Self-renewal, cell migration and apoptosis in 2D crypts. (A) Cell migration was revealed by an EdU pulse chase experiment. At 4 days after polarization, the cells were pulsed with EdU for 24 h. Post EdU pulse, the cells were fixed at 0–4 days and the incorporated EdU developed with a fluorescent reagent. The proliferative zone of one crypt unit is marked with dotted circle. (B) Radius of EdU⁺ zone vs. post-EdU pulse duration. n=30 crypt units for each measurement. (C) Brightfield image after crypt polarization for 5 and 10 days. (D) Detection of apoptotic cells (annexin-V, green) and necrotic cells (PI, red). (E) Detection of apoptotic cells (caspase-3, red) and proliferative cells (EdU, green). (F) Percentage of active caspase-3 coverage (average and standard deviation) in the proliferative and differentiated cell zones. n=3 arrays.
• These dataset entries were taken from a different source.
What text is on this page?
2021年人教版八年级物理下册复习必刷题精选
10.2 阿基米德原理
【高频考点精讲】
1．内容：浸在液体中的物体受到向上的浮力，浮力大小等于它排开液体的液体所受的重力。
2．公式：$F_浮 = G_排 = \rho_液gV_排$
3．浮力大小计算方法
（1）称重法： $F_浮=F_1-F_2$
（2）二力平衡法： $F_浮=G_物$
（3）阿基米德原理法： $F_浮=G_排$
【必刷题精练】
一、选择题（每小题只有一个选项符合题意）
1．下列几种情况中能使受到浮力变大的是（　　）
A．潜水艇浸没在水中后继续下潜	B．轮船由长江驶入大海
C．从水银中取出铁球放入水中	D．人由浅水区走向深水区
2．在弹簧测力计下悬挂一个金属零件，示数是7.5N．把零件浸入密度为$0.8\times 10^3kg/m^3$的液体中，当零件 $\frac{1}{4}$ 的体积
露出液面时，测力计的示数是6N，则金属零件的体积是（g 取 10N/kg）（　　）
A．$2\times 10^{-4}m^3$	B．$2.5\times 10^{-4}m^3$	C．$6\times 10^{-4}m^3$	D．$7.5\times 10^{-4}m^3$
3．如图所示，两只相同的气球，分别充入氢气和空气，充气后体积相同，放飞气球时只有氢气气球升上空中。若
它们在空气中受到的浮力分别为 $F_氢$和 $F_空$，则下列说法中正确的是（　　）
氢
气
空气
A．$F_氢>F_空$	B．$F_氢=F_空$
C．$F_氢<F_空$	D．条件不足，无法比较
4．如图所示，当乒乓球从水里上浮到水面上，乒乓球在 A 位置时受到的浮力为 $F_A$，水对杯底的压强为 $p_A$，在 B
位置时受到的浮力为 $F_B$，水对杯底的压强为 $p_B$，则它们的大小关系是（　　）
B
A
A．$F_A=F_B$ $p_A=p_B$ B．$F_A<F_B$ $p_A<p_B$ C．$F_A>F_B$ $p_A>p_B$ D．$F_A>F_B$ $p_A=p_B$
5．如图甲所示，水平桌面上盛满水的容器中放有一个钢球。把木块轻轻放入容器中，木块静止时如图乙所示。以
Coverage % is defined in experimental section. Center-to-center gap is 525 μm for (A) and (B), 350 μm for (C)-(F). Transverse colon cells from donor-1 were used.

Figure 5.

Impact of compounds on cell proliferation and differentiation. (A) Schematic of the assay steps. (B) Representative images of 4 unit crypts exposed to the indicated compounds. The 2D crypts were from transverse colon of donor-1. Green: EdU, yellow: Muc2, red: ALP, blue: DNA. Transverse colon cells from donor-1 were used.

Figure 6.

Screening of 12 compounds on cell proliferation and differentiation. (A-C) Relative fluorescence intensity of 10×10 crypt units (normalized to the control untreated crypts and total cell count). n=3. *: p<0.05; **: p<0.005. (A) Proliferative cells (EdU⁺). (B) Goblet cells (Muc2⁺). (C) Colonocytes cells (ALP⁺). (D) List of 12 compounds, the selected concentration, references for the concentration, and magnitude of effect. Transverse colon cells from donor-1 and donor-2 were used.